Le soir même du jour de ce miracle, ses amis, Démétrius et Damis, conversaient ensemble à Puteolis, localité distante de Rome d’environ cinquante lieues. Ils désespéraient de revoir jamais celui dont ils attendaient le salut de l’empire, quand un bruit mystérieux se fit entendre : Apollonius était devant eux. Ils eurent besoin de lui saisir la main pour s’assurer que ce n’était pas un spectre qu’ils voyaient. Désormais les heures de la passion sont finies, les gloires du triomphe recommencent. De retour en Grèce, Apollonius voit toutes les populations à ses pieds. Il veut pourtant avoir aussi sa descente aux enfers, c’est-à-dire qu’il désire se procurer la seule initiation qui lui manque encore, celle qu’on allait chercher dans l’antre de Trophonius. Il y pénétra malgré les prêtres, encouragé par Trophonius lui-même, avec lequel il conversa pendant sept jours pleins. Entré dans le monde souterrain à Lébadée en Arcadie, il en ressortit en Aulide. Il avait demandé au dieu des lieux sombres quelle était la reine des philosophies : comme les sages des régions éthérées, celui-ci lui avait répondu que c’était celle de Pythagore.

La carrière d’Apollonius se termina en Asie-Mineure. A Éphèse, sa faculté de seconde vue lui permit d’assister, comme s’il eût été présent, à l’assassinat de Domitien, et il le décrivit avec toutes ses circonstances aux Éphésiens, qui n’en pouvaient croire leurs oreilles, mais qui durent se rendre lorsque la nouvelle de l’événement leur parvint par la voie ordinaire. Apollonius avait alors quatre-vingts ou quatre-vingt-dix ans, et même, selon quelques-uns, plus d’un siècle. Plusieurs traditions circulent sur sa mort, dont le fidèle Damis ne fut pas témoin, car son maître l’avait chargé d’une mission auprès de Nerva, et c’est pendant son absence qu’il disparut aux regards des mortels.
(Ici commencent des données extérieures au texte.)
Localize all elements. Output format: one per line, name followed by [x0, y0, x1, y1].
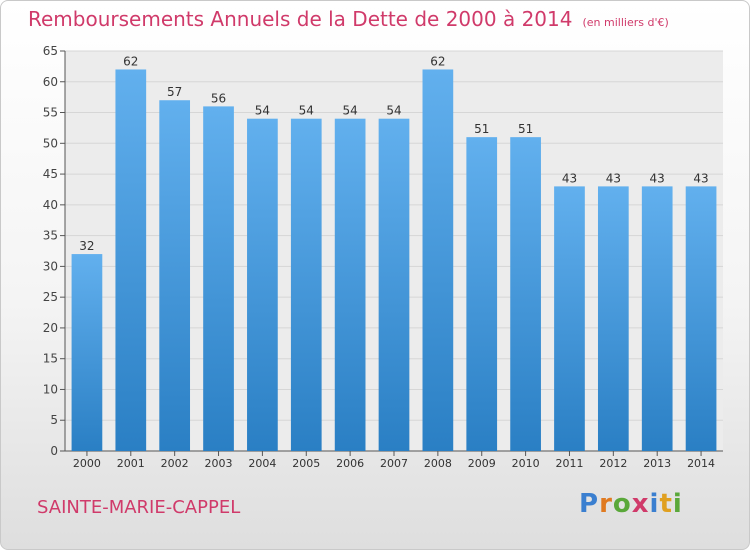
bar [422, 69, 454, 451]
data-label: 43 [606, 171, 621, 185]
data-label: 51 [518, 122, 533, 136]
bar [159, 100, 191, 451]
x-tick-label: 2004 [248, 457, 276, 470]
data-label: 51 [474, 122, 489, 136]
x-tick-label: 2010 [512, 457, 540, 470]
x-tick-label: 2002 [161, 457, 189, 470]
x-tick-label: 2014 [687, 457, 715, 470]
y-tick-label: 15 [43, 352, 58, 366]
bar [334, 118, 366, 451]
data-label: 54 [386, 104, 401, 118]
data-label: 54 [255, 104, 270, 118]
x-tick-label: 2001 [117, 457, 145, 470]
y-tick-label: 40 [43, 198, 58, 212]
x-tick-label: 2005 [292, 457, 320, 470]
chart-title-block: Remboursements Annuels de la Dette de 20… [28, 7, 669, 31]
x-tick-label: 2003 [205, 457, 233, 470]
bar [685, 186, 717, 451]
logo-letter: i [672, 489, 683, 519]
logo-letter: r [599, 489, 613, 519]
bar [378, 118, 410, 451]
chart-title: Remboursements Annuels de la Dette de 20… [28, 7, 573, 31]
logo-letter: P [579, 489, 600, 519]
x-tick-label: 2008 [424, 457, 452, 470]
data-label: 43 [693, 171, 708, 185]
bar [290, 118, 322, 451]
logo-letter: o [612, 489, 632, 519]
x-tick-label: 2006 [336, 457, 364, 470]
data-label: 62 [430, 54, 445, 68]
bar [247, 118, 278, 451]
y-tick-label: 60 [43, 75, 58, 89]
x-tick-label: 2013 [643, 457, 671, 470]
data-label: 43 [562, 171, 577, 185]
bar [641, 186, 673, 451]
y-tick-label: 50 [43, 136, 58, 150]
y-tick-label: 10 [43, 382, 58, 396]
data-label: 43 [650, 171, 665, 185]
y-tick-label: 30 [43, 259, 58, 273]
bar [203, 106, 234, 451]
x-tick-label: 2009 [468, 457, 496, 470]
y-tick-label: 20 [43, 321, 58, 335]
data-label: 57 [167, 85, 182, 99]
bar [510, 137, 541, 451]
data-label: 62 [123, 54, 138, 68]
bar [115, 69, 147, 451]
logo-letter: x [631, 489, 650, 519]
bar [597, 186, 629, 451]
y-tick-label: 65 [43, 44, 58, 58]
data-label: 32 [79, 239, 94, 253]
y-tick-label: 35 [43, 229, 58, 243]
y-tick-label: 0 [50, 444, 58, 458]
y-tick-label: 45 [43, 167, 58, 181]
x-tick-label: 2000 [73, 457, 101, 470]
y-tick-label: 5 [50, 413, 58, 427]
proxiti-logo: Proxiti [579, 489, 683, 519]
x-tick-label: 2007 [380, 457, 408, 470]
y-tick-label: 25 [43, 290, 58, 304]
chart-unit-note: (en milliers d'€) [582, 16, 669, 29]
x-tick-label: 2011 [555, 457, 583, 470]
bar [554, 186, 585, 451]
y-tick-label: 55 [43, 106, 58, 120]
data-label: 54 [299, 104, 314, 118]
commune-name: SAINTE-MARIE-CAPPEL [37, 497, 241, 518]
data-label: 54 [342, 104, 357, 118]
bar [466, 137, 498, 451]
logo-letter: t [659, 489, 673, 519]
logo-letter: i [649, 489, 660, 519]
data-label: 56 [211, 91, 226, 105]
x-tick-label: 2012 [599, 457, 627, 470]
bar [71, 254, 103, 451]
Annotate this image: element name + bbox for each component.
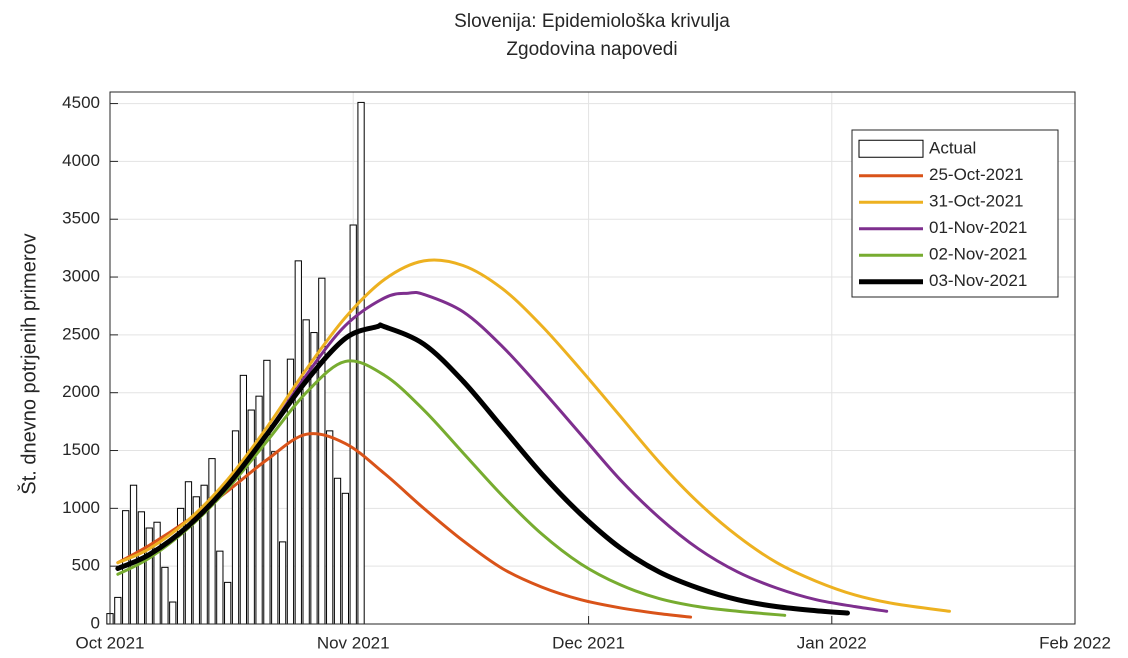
legend-box <box>851 129 1059 298</box>
bar <box>184 481 193 625</box>
chart-title: Slovenija: Epidemiološka krivulja <box>454 11 730 32</box>
bar <box>326 430 334 625</box>
bar <box>294 260 302 625</box>
legend-label: 25-Oct-2021 <box>929 165 1024 184</box>
legend-label: 03-Nov-2021 <box>929 271 1027 290</box>
bar <box>161 566 169 625</box>
y-tick-label: 3500 <box>62 209 100 228</box>
y-tick-label: 2500 <box>62 324 100 343</box>
legend-label: 01-Nov-2021 <box>929 218 1027 237</box>
bar <box>278 541 287 625</box>
legend: Actual 25-Oct-2021 31-Oct-2021 01-Nov-2021 0… <box>851 129 1059 298</box>
x-tick-label: Nov 2021 <box>317 633 390 652</box>
y-tick-label: 3000 <box>62 267 100 286</box>
x-tick-label: Feb 2022 <box>1039 633 1111 652</box>
bar <box>137 511 146 625</box>
y-tick-label: 0 <box>91 613 100 632</box>
bar <box>341 492 350 625</box>
y-tick-label: 4000 <box>62 151 100 170</box>
bar <box>247 409 255 625</box>
bar <box>271 451 279 625</box>
x-tick-label: Jan 2022 <box>797 633 867 652</box>
bar <box>224 581 232 625</box>
y-tick-label: 4500 <box>62 93 100 112</box>
x-tick-label: Dec 2021 <box>552 633 625 652</box>
bar <box>114 596 122 625</box>
y-axis-label: Št. dnevno potrjenih primerov <box>17 233 40 494</box>
bar <box>318 277 326 625</box>
chart-subtitle: Zgodovina napovedi <box>506 39 677 60</box>
bar <box>239 374 248 625</box>
forecast-line <box>115 322 850 616</box>
bar <box>263 359 271 625</box>
y-tick-label: 500 <box>72 556 100 575</box>
y-tick-label: 1000 <box>62 498 100 517</box>
bar <box>216 550 224 625</box>
legend-label: Actual <box>929 139 976 158</box>
legend-label: 02-Nov-2021 <box>929 245 1027 264</box>
bar <box>333 477 342 625</box>
axes-box <box>109 91 1076 625</box>
bar <box>255 395 263 625</box>
bar <box>169 601 177 625</box>
bar <box>208 458 216 625</box>
legend-swatch <box>858 139 924 158</box>
bar <box>231 430 240 625</box>
y-tick-label: 1500 <box>62 440 100 459</box>
bar <box>349 224 357 625</box>
legend-label: 31-Oct-2021 <box>929 192 1024 211</box>
y-tick-label: 2000 <box>62 382 100 401</box>
x-tick-label: Oct 2021 <box>76 633 145 652</box>
forecast-line <box>116 258 951 613</box>
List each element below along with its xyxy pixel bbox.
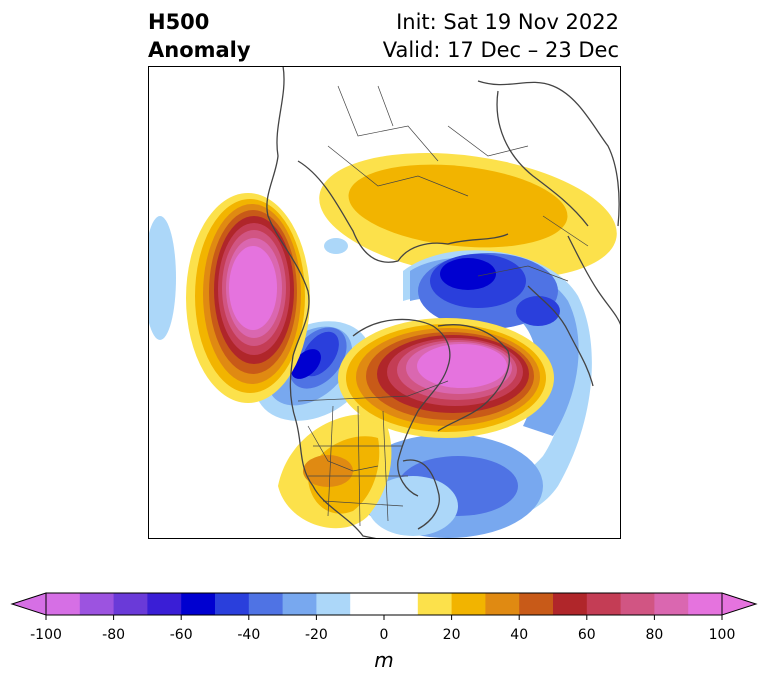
eastern-us-trough-anomaly	[353, 434, 543, 538]
anomaly-map	[148, 66, 621, 539]
political-borders	[297, 85, 589, 527]
colorbar-tick-label: -80	[102, 627, 125, 643]
init-date: Init: Sat 19 Nov 2022	[396, 10, 619, 34]
colorbar-swatch	[586, 593, 622, 615]
colorbar-tick-label: -20	[305, 627, 328, 643]
title-right: Init: Sat 19 Nov 2022 Valid: 17 Dec – 23…	[383, 8, 619, 64]
western-us-ridge-anomaly	[278, 414, 392, 529]
west-edge-negative-anomaly	[148, 216, 176, 340]
colorbar-tick-label: 0	[380, 627, 389, 643]
colorbar-swatch	[451, 593, 486, 615]
colorbar: -100 -80 -60 -40 -20 0 20 40 60 80 100 m	[10, 592, 758, 672]
colorbar-tick-label: -60	[170, 627, 193, 643]
colorbar-swatch	[384, 593, 419, 615]
map-frame	[148, 66, 621, 539]
title-left: H500 Anomaly	[148, 8, 251, 64]
colorbar-swatch	[417, 593, 453, 615]
northeast-canada-ridge-anomaly	[338, 318, 554, 438]
colorbar-swatch	[181, 593, 216, 615]
west-pacific-ridge-anomaly	[186, 193, 310, 403]
colorbar-swatch	[113, 593, 148, 615]
colorbar-swatch	[46, 593, 81, 615]
title-anomaly: Anomaly	[148, 38, 251, 62]
colorbar-extend-min	[10, 592, 47, 616]
colorbar-unit-label: m	[374, 648, 393, 672]
colorbar-swatch	[350, 593, 385, 615]
colorbar-tick-label: -40	[237, 627, 260, 643]
colorbar-swatch	[485, 593, 520, 615]
colorbar-extend-max	[721, 592, 758, 616]
colorbar-swatch	[620, 593, 655, 615]
siberia-ridge-anomaly	[319, 153, 617, 279]
colorbar-ticks: -100 -80 -60 -40 -20 0 20 40 60 80 100	[30, 615, 735, 643]
coastlines	[266, 66, 621, 539]
colorbar-swatch	[688, 593, 723, 615]
colorbar-swatch	[316, 593, 351, 615]
valid-range: Valid: 17 Dec – 23 Dec	[382, 38, 619, 62]
colorbar-swatch	[654, 593, 689, 615]
colorbar-boxes	[46, 593, 723, 615]
colorbar-swatch	[519, 593, 554, 615]
colorbar-swatch	[248, 593, 284, 615]
colorbar-tick-label: 80	[645, 627, 663, 643]
colorbar-swatch	[79, 593, 115, 615]
colorbar-tick-label: 20	[443, 627, 461, 643]
title-variable: H500	[148, 10, 210, 34]
colorbar-swatch	[215, 593, 250, 615]
colorbar-tick-label: 40	[510, 627, 528, 643]
colorbar-tick-label: -100	[30, 627, 62, 643]
colorbar-swatch	[553, 593, 588, 615]
colorbar-swatch	[282, 593, 317, 615]
colorbar-tick-label: 60	[578, 627, 596, 643]
colorbar-tick-label: 100	[709, 627, 736, 643]
colorbar-swatch	[147, 593, 182, 615]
La légende la plus répandue raconte que, s’étant rendu en Crète, il entra dans le temple de Diane Dictynne et n’en sortit plus. On entendit comme des voix de jeunes filles qui chantaient dans les airs : « Quitte la terre ! monte au ciel ! » On ajoute que, quelques années plus tard, il terrassa, par une apparition imprévue, un jeune incrédule qui tournait sa doctrine en dérision. Après sa mort, la ville de Tyane lui rendit les honneurs divins, et la vénération de tout le monde païen témoigna de l’ineffaçable impression laissée dans les esprits par le passage de cet être surnaturel qui faisait dire à ses contemporains : « Un dieu habite parmi nous. »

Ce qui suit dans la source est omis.